# Cube Stereo Pro 2011



## surprise11 (22. Dezember 2010)

Hallo 

Ich möchte mir, kommendes Jahr ein neues Bike zulegen, und da bin ich auf das Cube Stereo Pro 2011 gestoßen. Allgemein gesehen habe ich nicht wirklich viel Ahnung von MTB, aber das soll sich ändern. Das Stereo würde mein erstes Fully sein. Mein MTB  - können würde ich als eher durchschnittlich bezeichnen, und der Einsatzort wäre so ziemlich "alles" .

Jetzt zu meiner Frage  - sind die Komponenten o.k., oder sind Teile verbaut die so nicht passend sind?! Mit welchem "wirkliche" VK muss ich rechnen?

Vielen Dank im voraus
Mfg Klaus[FONT="][/FONT]


----------



## mi2 (22. Dezember 2010)

wenn du das bike kaufst ist es eigentlich gleich fahrbereit. Es Gibt bessere teile aber die sind nicht unbedingt nötig


----------



## MTB-News.de




----------



## Bymike (22. Dezember 2010)

die Revelation Federgabel des Stereos hat 2-Step (Kein Kurbeln zum Absenken wie bei U-Turn mehr) und eine Steckachse - Ist beides schonmal ganz gut!

Die Bremsen sind Hayes Stroker Ryde - da kriege ich persönlich Magenschmerzen wenn ich daran denke, wie schnell man mit dem Stereo runterwärts wird. Ich hoffe mal, die wurden gegenüber den Vorvorjahresmodellen stark verbessert was die Bremsleistung und den Kraftaufwand angeht. 
Ich habe sie damals an meinem AMS gefahren und das war der Horror.

Aber kauf dir das Bike erst mal, wenn was nicht passt, dann wechsel die Parts einfach. 

An sich wird dir das Bike bestimmt Freude bereiten - ich freu mich schon wie verrückt, wenn ich meines nur ansehe 

Bergauf wird es dir die erste Zeit (Gewicht und Geometrie) vielleicht etwas träge vorkommen, falls du vorher ein Hardtail hattest. Dafür hast du eine geile Traktion und kommst überall an 


Preislich könnte ein Nachlass zwischen 100 und 200 Euro drin sein.


----------



## surprise11 (22. Dezember 2010)

Hallo
Wie soll ich das mit den Hayes Stroke jetzt verstehen ? Sollen gleich andere dran?
Hier nochmal die Daten: http://www.cube.eu/fullsuspension/hpa-series/stereo-pro/
Fahre jetzt im Moment die Avid Juci und bin mit denen voll zufrieden.
Mfg


----------



## fatz (22. Dezember 2010)

zu hayes stroker:
gleich abbauen und verchecken, neu kriegst wenigstens noch ein n bissl geld dafuer. eine avid elixir / code / juicy kaufen. 

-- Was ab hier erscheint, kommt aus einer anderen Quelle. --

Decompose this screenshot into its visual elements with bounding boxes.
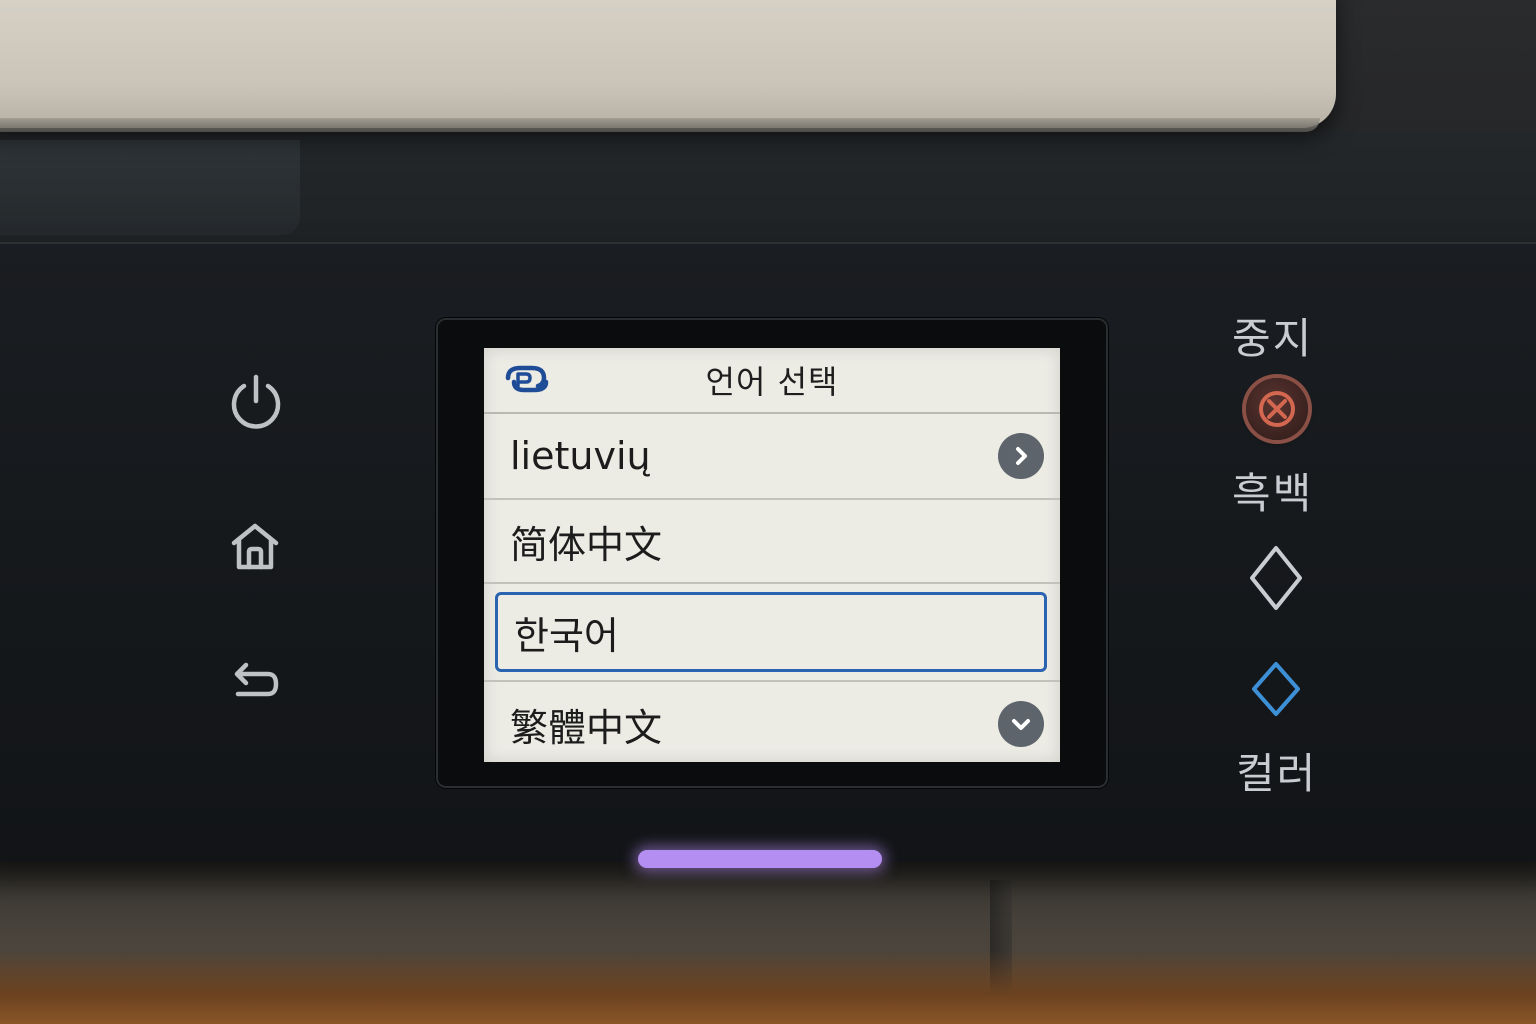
scanner-lid-edge bbox=[0, 118, 1320, 132]
back-arrow-icon bbox=[234, 662, 279, 697]
language-label: 繁體中文 bbox=[510, 705, 663, 750]
wooden-surface bbox=[0, 950, 1536, 1024]
home-icon bbox=[231, 523, 279, 570]
color-start-label: 컬러 bbox=[1236, 749, 1318, 798]
screen-header: 언어 선택 bbox=[484, 348, 1060, 414]
language-option-lithuanian[interactable]: lietuvių bbox=[484, 414, 1060, 500]
mono-start-label: 흑백 bbox=[1232, 469, 1314, 518]
scanner-lid bbox=[0, 0, 1336, 128]
chevron-right-icon bbox=[1016, 447, 1027, 465]
status-light-bar bbox=[638, 850, 882, 868]
language-option-traditional-chinese[interactable]: 繁體中文 bbox=[484, 682, 1060, 762]
diamond-start-icon bbox=[1250, 546, 1302, 610]
color-start-button[interactable] bbox=[1250, 660, 1302, 718]
home-button[interactable] bbox=[225, 516, 285, 576]
touch-screen: 언어 선택 lietuvių 简体中文 한국어 繁體中文 bbox=[484, 348, 1060, 762]
diamond-start-icon bbox=[1252, 662, 1300, 716]
mono-start-button[interactable] bbox=[1248, 544, 1304, 612]
language-label: 한국어 bbox=[514, 613, 619, 658]
brand-logo-icon bbox=[505, 365, 549, 393]
power-button[interactable] bbox=[226, 374, 286, 434]
language-option-korean[interactable]: 한국어 bbox=[484, 584, 1060, 682]
scroll-down-button[interactable] bbox=[998, 701, 1044, 747]
language-option-simplified-chinese[interactable]: 简体中文 bbox=[484, 500, 1060, 584]
printer-scene: 언어 선택 lietuvių 简体中文 한국어 繁體中文 중지 흑백 컬러 bbox=[0, 0, 1536, 1024]
stop-label: 중지 bbox=[1232, 314, 1314, 363]
next-page-button[interactable] bbox=[998, 433, 1044, 479]
screen-title: 언어 선택 bbox=[705, 363, 839, 401]
power-icon bbox=[231, 374, 281, 429]
chevron-down-icon bbox=[1012, 719, 1030, 730]
language-label: 简体中文 bbox=[510, 522, 663, 567]
language-label: lietuvių bbox=[510, 434, 651, 478]
close-icon bbox=[1259, 391, 1295, 427]
language-list[interactable]: lietuvių 简体中文 한국어 繁體中文 bbox=[484, 414, 1060, 762]
paper-output-slot bbox=[0, 140, 300, 235]
back-button[interactable] bbox=[225, 652, 285, 712]
stop-button[interactable] bbox=[1246, 378, 1308, 440]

ueber die laufraeder wurde hier auch nicht viel gutes geschrieben.

der rest ist ok. allenfalls statt dem shimano xt schaltwerk ein sram x9, aber das ist schon ein wenig
geschmackssache.  

evtl. waer's sinnvoller, du schaust ob du noch ein 2010er model auftreibst.


----------



## Bymike (23. Dezember 2010)

Wie gesagt, die neuen Hayes bin ich nie gefahren, aber mit den alten hatte ich damals in den Alpen starke Fading- und Kraftprobleme. Da kam einfach nichts mehr, wenn man länger bergab fuhr - und damit war der Spaß dann weg.

Das mit dem Bremsentausch ist schon ne gute Idee, weil am Bike sonst gefühlt viel Potential verloren geht.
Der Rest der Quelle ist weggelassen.